Akbariazar Elinaz, Ebrahimpour Mohammad, Akbari Saeedeh, Arzhanghi Sanaz, Abedini Seydeh Sedigheh, Najmabadi Hossein, Kahrizi Kimia
Msc of human genetics, University of Social Welfare & Rehabilitation Sciences, Tehran, Iran.
Bsc in Nursing, Genetics Research Center, University of Social Welfare & Rehabilitation Sciences, Tehran, Iran.
Iran J Child Neurol. 2013 Spring;7(2):23-30.
Autosomal recessive primary microcephaly (MCPH) is a neurodevelopmental and genetically heterogeneous disorder with decreased head circumference due to the abnormality in fetal brain growth. To date, nine loci and nine genes responsible for the situation have been identified. Mutations in the ASPM gene (MCPH5) is the most common cause of MCPH. The ASPM gene with 28 exons is essential for normal mitotic spindle function in embryonic neuroblasts.
MATERIALS & METHODS: We have ascertained twenty-two consanguineous families with intellectual disability and different ethnic backgrounds from Iran. Ten out of twenty-two families showed primary microcephaly in clinical examination. We investigated MCPH5 locus using homozygosity mapping by microsatellite marker.
Sequence analysis of exon 8 revealed a deletion of nucleotide (T) in donor site of splicing site of ASPM in one family. The remaining nine families were not linked to any of the known loci .More investigation will be needed to detect the causative defect in these families.

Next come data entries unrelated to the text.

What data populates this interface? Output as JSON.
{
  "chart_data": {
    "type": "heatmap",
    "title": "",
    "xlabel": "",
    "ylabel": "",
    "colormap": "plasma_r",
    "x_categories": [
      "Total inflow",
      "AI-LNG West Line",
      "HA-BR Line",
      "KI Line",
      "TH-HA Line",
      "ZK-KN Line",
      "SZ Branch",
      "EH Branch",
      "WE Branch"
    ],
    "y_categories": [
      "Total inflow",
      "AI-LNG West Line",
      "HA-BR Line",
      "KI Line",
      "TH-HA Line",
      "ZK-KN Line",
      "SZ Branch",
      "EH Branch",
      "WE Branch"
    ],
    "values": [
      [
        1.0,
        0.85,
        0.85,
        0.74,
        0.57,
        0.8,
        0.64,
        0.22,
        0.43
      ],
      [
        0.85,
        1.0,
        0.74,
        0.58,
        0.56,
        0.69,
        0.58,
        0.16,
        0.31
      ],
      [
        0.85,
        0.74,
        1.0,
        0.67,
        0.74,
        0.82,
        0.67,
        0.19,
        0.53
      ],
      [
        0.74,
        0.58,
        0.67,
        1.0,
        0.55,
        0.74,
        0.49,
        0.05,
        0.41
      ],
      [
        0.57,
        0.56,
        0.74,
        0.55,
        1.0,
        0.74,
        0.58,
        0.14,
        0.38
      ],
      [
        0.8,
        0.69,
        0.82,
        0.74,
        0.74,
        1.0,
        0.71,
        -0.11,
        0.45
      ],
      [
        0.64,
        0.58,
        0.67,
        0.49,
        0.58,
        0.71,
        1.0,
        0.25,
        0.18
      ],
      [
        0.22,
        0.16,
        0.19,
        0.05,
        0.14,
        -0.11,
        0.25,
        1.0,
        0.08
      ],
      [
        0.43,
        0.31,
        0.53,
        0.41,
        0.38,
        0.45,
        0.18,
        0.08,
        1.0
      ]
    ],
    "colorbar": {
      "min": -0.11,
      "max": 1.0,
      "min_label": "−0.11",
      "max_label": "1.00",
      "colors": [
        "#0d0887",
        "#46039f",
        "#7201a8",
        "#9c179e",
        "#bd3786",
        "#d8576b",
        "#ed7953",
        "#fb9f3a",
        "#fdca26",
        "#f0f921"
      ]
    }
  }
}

[corrected] We detected a novel mutation in the donor splicing site of exon 8 of the ASPM gene. This deletion mutation can alter the ASPM transcript leading to functional impairment of the gene product.
常染色体隐性原发性小头畸形(MCPH)是一种神经发育性且基因异质性疾病,因胎儿脑生长异常导致头围减小。迄今为止,已确定了9个与该病相关的基因座和9个基因。ASPM基因(MCPH5)突变是MCPH最常见的病因。含有28个外显子的ASPM基因对胚胎成神经细胞中正常有丝分裂纺锤体功能至关重要。
我们确定了来自伊朗的22个有智力障碍且具有不同种族背景的近亲家庭。22个家庭中有10个在临床检查中表现出原发性小头畸形。我们通过微卫星标记采用纯合性定位法研究了MCPH5基因座。
外显子8的序列分析显示,在一个家庭中,ASPM剪接位点供体部位的核苷酸(T)缺失。其余9个家庭与任何已知基因座均无连锁关系。需要进行更多研究以检测这些家庭中的致病缺陷。
我们在ASPM基因外显子8的供体剪接位点检测到一个新突变。这种缺失突变可改变ASPM转录本,导致基因产物功能受损。